Scotland on Sunday have a report today previewing the meeting.  The article includes a list of the top 20 advances as voted by over 600 ‘docs.’  Antibiotics came top and Scotland has a link to 8 of the top 20; interesting also to see things appear in the list such as randmized clinical trials.

But Office for National Statistics data published earlier in the weekend shows that Scotland still has mountains to climb in combatting the biggest killers in society – cancer, heart disease and stroke. (Note the very important health warning on the stats though given by the British Health Foundation).
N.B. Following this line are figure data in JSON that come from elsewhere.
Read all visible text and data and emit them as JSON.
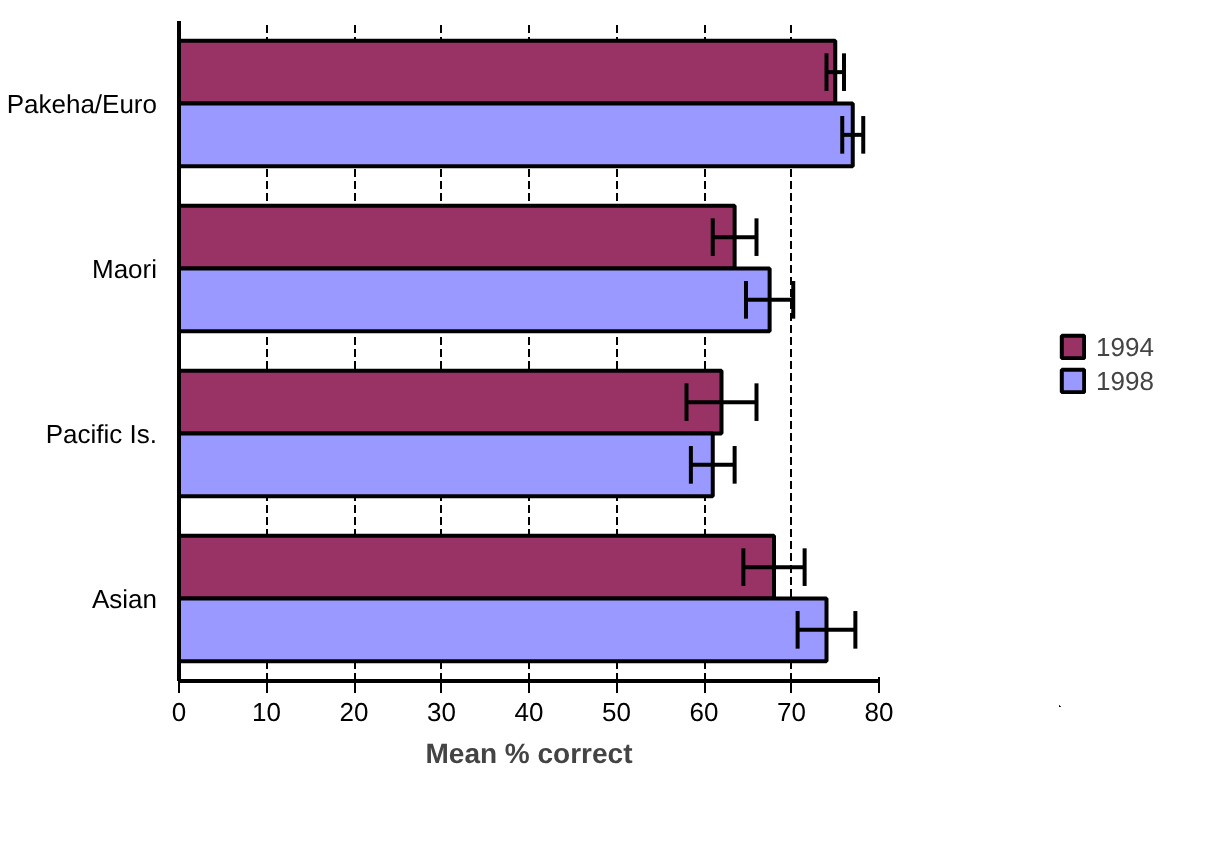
{
  "chart_data": {
    "type": "bar",
    "orientation": "horizontal",
    "xlabel": "Mean % correct",
    "categories": [
      "Pakeha/Euro",
      "Maori",
      "Pacific Is.",
      "Asian"
    ],
    "series": [
      {
        "name": "1994",
        "color": "#993366",
        "values": [
          75,
          63.5,
          62,
          68
        ],
        "errors": [
          1,
          2.5,
          4,
          3.5
        ]
      },
      {
        "name": "1998",
        "color": "#9999ff",
        "values": [
          77,
          67.5,
          61,
          74
        ],
        "errors": [
          1.2,
          2.7,
          2.5,
          3.3
        ]
      }
    ],
    "xlim": [
      0,
      80
    ],
    "xticks": [
      0,
      10,
      20,
      30,
      40,
      50,
      60,
      70,
      80
    ],
    "grid": "x",
    "legend": "right"
  }
}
The challenge is that it will require not just new medical breakthroughs such as stem cell treatments or stratified medicine but also changes in people’s behaviour as well if we are to truly win the battle against them,  And that is what will probably mark the next 50 years out from the previous 50 in many respects.

So, I have been following with interest the House of Lords Science and Technology Sub-Committee Inquiry into behaviour change that is underway. The committe have already taken evidence from members of No 10’s so-called ‘nudge unit’ and Government departments and I think witnesses from MRC and other science organisations are up before the committee on 30th November.

This committee may be going quietlyand efficently about its business outside of the glare of media attention but sometimes a ‘nudge nudge, wink wink’ can speak volumes.